They all kind of sucked. I figured out how to 'break'
this game the first week my cousin got it. You held the direction button either left or right (forgot which), and hit the attack button as the stage started. The game would think that you cleared the stage. I thought it was a cheat code. He was pretty pissed his six year old cousin beat it before he could.
I assure you, there is good ones. Ones that are worth a play and generally enjoyable for what they are. Obviously you're never going to be able to compare to a Game Boy of any variety, let alone a phone or DS, but they're simple stupid fun that can occupy you for a few minutes at least. General consensus is that Game and Watch Pinball is one of the best ones, but YMMV.
Even Tiger had a few games that were decent (I've heard Strider is basically all right for instance). The problem is that when Tiger basically dominated the LCD handheld market, they crushed all competition pretty quickly, and companies like Sega and Konami basically turned over their entire LCD production to Tiger to save on costs. At that point Tiger just shit out units as quick as possible to strike while the iron was hot.
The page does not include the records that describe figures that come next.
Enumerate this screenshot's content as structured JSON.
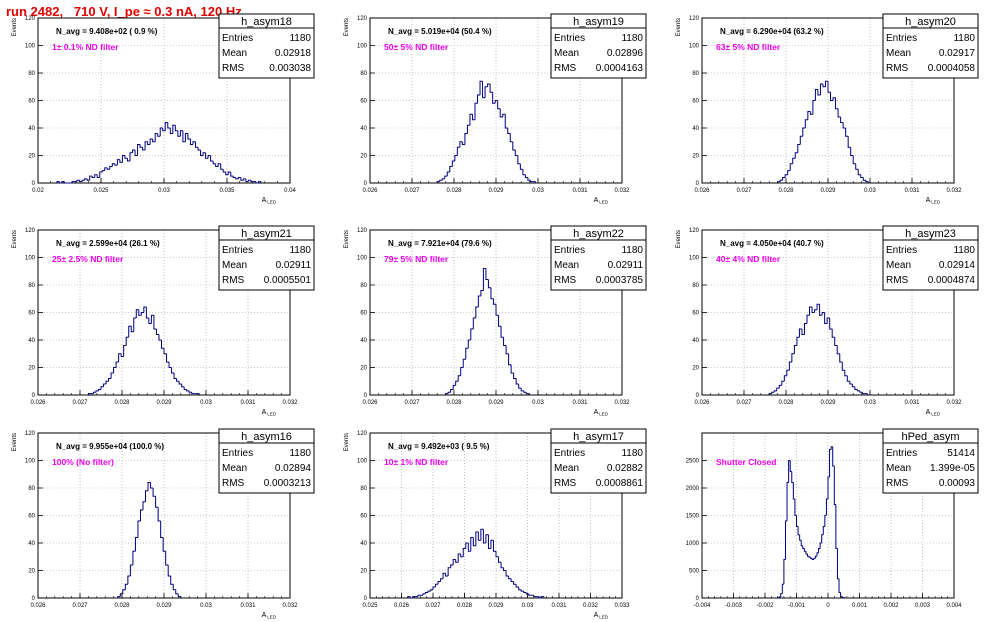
{
  "canvas_title": "run 2482,   710 V, I_pe ≈ 0.3 nA, 120 Hz",
  "chart_data": [
    {
      "type": "bar",
      "name": "h_asym18",
      "ylabel": "Events",
      "xlabel": "A_LED",
      "ylim": [
        0,
        120
      ],
      "xlim": [
        0.02,
        0.04
      ],
      "xticks": [
        "0.02",
        "0.025",
        "0.03",
        "0.035",
        "0.04"
      ],
      "yticks": [
        "0",
        "20",
        "40",
        "60",
        "80",
        "100",
        "120"
      ],
      "stats": {
        "title": "h_asym18",
        "entries": "1180",
        "mean": "0.02918",
        "rms": "0.003038"
      },
      "navg": "N_avg = 9.408e+02 ( 0.9 %)",
      "filter": "1± 0.1% ND filter",
      "bin_start": 0.0215,
      "bin_width": 0.0002,
      "values": [
        1,
        0,
        1,
        0,
        0,
        0,
        1,
        1,
        2,
        1,
        2,
        3,
        2,
        5,
        4,
        6,
        4,
        8,
        9,
        11,
        10,
        12,
        14,
        13,
        17,
        15,
        20,
        18,
        16,
        22,
        24,
        20,
        28,
        26,
        24,
        30,
        28,
        32,
        30,
        36,
        34,
        40,
        38,
        44,
        40,
        36,
        42,
        38,
        34,
        38,
        30,
        36,
        32,
        28,
        30,
        26,
        24,
        20,
        22,
        18,
        20,
        16,
        14,
        12,
        14,
        10,
        8,
        6,
        8,
        5,
        4,
        3,
        4,
        2,
        3,
        1,
        2,
        1,
        1,
        0,
        1
      ]
    },
    {
      "type": "bar",
      "name": "h_asym19",
      "ylabel": "Events",
      "xlabel": "A_LED",
      "ylim": [
        0,
        120
      ],
      "xlim": [
        0.026,
        0.032
      ],
      "xticks": [
        "0.026",
        "0.027",
        "0.028",
        "0.029",
        "0.03",
        "0.031",
        "0.032"
      ],
      "yticks": [
        "0",
        "20",
        "40",
        "60",
        "80",
        "100",
        "120"
      ],
      "stats": {
        "title": "h_asym19",
        "entries": "1180",
        "mean": "0.02896",
        "rms": "0.0004163"
      },
      "navg": "N_avg = 5.019e+04 (50.4 %)",
      "filter": "50± 5% ND filter",
      "bin_start": 0.0276,
      "bin_width": 6e-05,
      "values": [
        1,
        2,
        3,
        5,
        8,
        12,
        16,
        20,
        26,
        30,
        28,
        36,
        42,
        50,
        46,
        58,
        64,
        74,
        62,
        70,
        72,
        66,
        58,
        60,
        54,
        48,
        50,
        40,
        36,
        30,
        24,
        20,
        14,
        10,
        6,
        4,
        2,
        1,
        1
      ]
    },
    {
      "type": "bar",
      "name": "h_asym20",
      "ylabel": "Events",
      "xlabel": "A_LED",
      "ylim": [
        0,
        120
      ],
      "xlim": [
        0.026,
        0.032
      ],
      "xticks": [
        "0.026",
        "0.027",
        "0.028",
        "0.029",
        "0.03",
        "0.031",
        "0.032"
      ],
      "yticks": [
        "0",
        "20",
        "40",
        "60",
        "80",
        "100",
        "120"
      ],
      "stats": {
        "title": "h_asym20",
        "entries": "1180",
        "mean": "0.02917",
        "rms": "0.0004058"
      },
      "navg": "N_avg = 6.290e+04 (63.2 %)",
      "filter": "63± 5% ND filter",
      "bin_start": 0.0278,
      "bin_width": 6e-05,
      "values": [
        1,
        2,
        4,
        6,
        9,
        14,
        18,
        22,
        28,
        34,
        40,
        46,
        52,
        50,
        60,
        68,
        64,
        72,
        70,
        74,
        66,
        60,
        62,
        54,
        48,
        44,
        40,
        34,
        26,
        20,
        14,
        10,
        6,
        4,
        2,
        1
      ]
    },
    {
      "type": "bar",
      "name": "h_asym21",
      "ylabel": "Events",
      "xlabel": "A_LED",
      "ylim": [
        0,
        120
      ],
      "xlim": [
        0.026,
        0.032
      ],
      "xticks": [
        "0.026",
        "0.027",
        "0.028",
        "0.029",
        "0.03",
        "0.031",
        "0.032"
      ],
      "yticks": [
        "0",
        "20",
        "40",
        "60",
        "80",
        "100",
        "120"
      ],
      "stats": {
        "title": "h_asym21",
        "entries": "1180",
        "mean": "0.02911",
        "rms": "0.0005501"
      },
      "navg": "N_avg = 2.599e+04 (26.1 %)",
      "filter": "25± 2.5% ND filter",
      "bin_start": 0.0272,
      "bin_width": 6e-05,
      "values": [
        1,
        1,
        2,
        3,
        4,
        6,
        8,
        10,
        12,
        16,
        20,
        24,
        30,
        28,
        36,
        42,
        50,
        46,
        56,
        62,
        58,
        60,
        64,
        56,
        52,
        58,
        48,
        44,
        40,
        34,
        30,
        24,
        20,
        16,
        12,
        10,
        8,
        6,
        4,
        3,
        2,
        1,
        1,
        1
      ]
    },
    {
      "type": "bar",
      "name": "h_asym22",
      "ylabel": "Events",
      "xlabel": "A_LED",
      "ylim": [
        0,
        120
      ],
      "xlim": [
        0.026,
        0.032
      ],
      "xticks": [
        "0.026",
        "0.027",
        "0.028",
        "0.029",
        "0.03",
        "0.031",
        "0.032"
      ],
      "yticks": [
        "0",
        "20",
        "40",
        "60",
        "80",
        "100",
        "120"
      ],
      "stats": {
        "title": "h_asym22",
        "entries": "1180",
        "mean": "0.02911",
        "rms": "0.0003785"
      },
      "navg": "N_avg = 7.921e+04 (79.6 %)",
      "filter": "79± 5% ND filter",
      "bin_start": 0.0278,
      "bin_width": 6e-05,
      "values": [
        1,
        2,
        4,
        7,
        10,
        14,
        20,
        26,
        34,
        40,
        48,
        56,
        64,
        72,
        76,
        92,
        84,
        78,
        70,
        66,
        58,
        50,
        42,
        36,
        30,
        22,
        16,
        12,
        8,
        5,
        3,
        2,
        1
      ]
    },
    {
      "type": "bar",
      "name": "h_asym23",
      "ylabel": "Events",
      "xlabel": "A_LED",
      "ylim": [
        0,
        120
      ],
      "xlim": [
        0.026,
        0.032
      ],
      "xticks": [
        "0.026",
        "0.027",
        "0.028",
        "0.029",
        "0.03",
        "0.031",
        "0.032"
      ],
      "yticks": [
        "0",
        "20",
        "40",
        "60",
        "80",
        "100",
        "120"
      ],
      "stats": {
        "title": "h_asym23",
        "entries": "1180",
        "mean": "0.02914",
        "rms": "0.0004874"
      },
      "navg": "N_avg = 4.050e+04 (40.7 %)",
      "filter": "40± 4% ND filter",
      "bin_start": 0.0276,
      "bin_width": 6e-05,
      "values": [
        1,
        2,
        3,
        5,
        7,
        10,
        14,
        18,
        24,
        30,
        36,
        42,
        48,
        44,
        52,
        58,
        64,
        60,
        62,
        66,
        58,
        60,
        52,
        56,
        48,
        42,
        36,
        30,
        24,
        18,
        14,
        10,
        8,
        6,
        4,
        3,
        2,
        1,
        1
      ]
    },
    {
      "type": "bar",
      "name": "h_asym16",
      "ylabel": "Events",
      "xlabel": "A_LED",
      "ylim": [
        0,
        120
      ],
      "xlim": [
        0.026,
        0.032
      ],
      "xticks": [
        "0.026",
        "0.027",
        "0.028",
        "0.029",
        "0.03",
        "0.031",
        "0.032"
      ],
      "yticks": [
        "0",
        "20",
        "40",
        "60",
        "80",
        "100",
        "120"
      ],
      "stats": {
        "title": "h_asym16",
        "entries": "1180",
        "mean": "0.02894",
        "rms": "0.0003213"
      },
      "navg": "N_avg = 9.955e+04 (100.0 %)",
      "filter": "100% (No filter)",
      "bin_start": 0.0279,
      "bin_width": 6e-05,
      "values": [
        1,
        3,
        6,
        10,
        16,
        24,
        34,
        44,
        56,
        64,
        70,
        78,
        84,
        80,
        74,
        66,
        56,
        44,
        34,
        24,
        16,
        10,
        6,
        3,
        1
      ]
    },
    {
      "type": "bar",
      "name": "h_asym17",
      "ylabel": "Events",
      "xlabel": "A_LED",
      "ylim": [
        0,
        120
      ],
      "xlim": [
        0.025,
        0.033
      ],
      "xticks": [
        "0.025",
        "0.026",
        "0.027",
        "0.028",
        "0.029",
        "0.03",
        "0.031",
        "0.032",
        "0.033"
      ],
      "yticks": [
        "0",
        "20",
        "40",
        "60",
        "80",
        "100",
        "120"
      ],
      "stats": {
        "title": "h_asym17",
        "entries": "1180",
        "mean": "0.02882",
        "rms": "0.0008861"
      },
      "navg": "N_avg = 9.492e+03 ( 9.5 %)",
      "filter": "10± 1% ND filter",
      "bin_start": 0.0262,
      "bin_width": 8e-05,
      "values": [
        1,
        0,
        1,
        1,
        2,
        2,
        3,
        4,
        5,
        6,
        8,
        10,
        12,
        14,
        18,
        16,
        22,
        24,
        28,
        26,
        32,
        30,
        36,
        40,
        34,
        44,
        38,
        48,
        42,
        50,
        40,
        46,
        36,
        42,
        34,
        30,
        26,
        22,
        20,
        16,
        14,
        12,
        10,
        8,
        6,
        5,
        4,
        3,
        2,
        2,
        1,
        1,
        0,
        1
      ]
    },
    {
      "type": "bar",
      "name": "hPed_asym",
      "ylabel": "",
      "xlabel": "",
      "ylim": [
        0,
        3000
      ],
      "xlim": [
        -0.004,
        0.004
      ],
      "xticks": [
        "-0.004",
        "-0.003",
        "-0.002",
        "-0.001",
        "0",
        "0.001",
        "0.002",
        "0.003",
        "0.004"
      ],
      "yticks": [
        "0",
        "500",
        "1000",
        "1500",
        "2000",
        "2500"
      ],
      "stats": {
        "title": "hPed_asym",
        "entries": "51414",
        "mean": "1.399e-05",
        "rms": "0.00093"
      },
      "navg": "",
      "filter": "Shutter Closed",
      "bin_start": -0.0016,
      "bin_width": 5e-05,
      "values": [
        5,
        20,
        80,
        250,
        700,
        1400,
        2100,
        2500,
        2300,
        2100,
        1800,
        1500,
        1300,
        1150,
        1050,
        950,
        900,
        850,
        800,
        760,
        740,
        720,
        700,
        720,
        760,
        820,
        900,
        1000,
        1150,
        1300,
        1500,
        1800,
        2200,
        2700,
        2750,
        2400,
        1700,
        900,
        350,
        100,
        30,
        10,
        5
      ]
    }
  ]
}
The reason Tiger was able to secure market dominance so quickly was through massive production runs that kept costs low. They re-used components for basically every system (there's a reason Tiger's white shell models are so iconic), to the point where all they needed was a new background cel and new LCD Screenset and they were good to go once a game was finalized. This lowered production times and costs to the point where they could essentially undersell the entire market and release dozens of games in the span of a month.
One big reason this worked was that the alternatives were expensive. The Game Boy was nearly 100 bucks at launch, and Nintendo's Game and Watch series was around 40going into the late 80s when these were taking off. Acclaim's ones were around 25. Tiger meanwhile routinely launched games for under 20 dollars.
Tiger is a very interesting historical footnote in video gaming but I cannot for the life of me understand it having a surviving fandom. Game and Watch I can understand, since most of those played quite well and it helped lead into Nintendo's development of more conventional titles later (with the original Game and Watch games coming out over two years before Nintendo's Famicom). Most of Tiger's games were clunky cash-ins with very little staying power.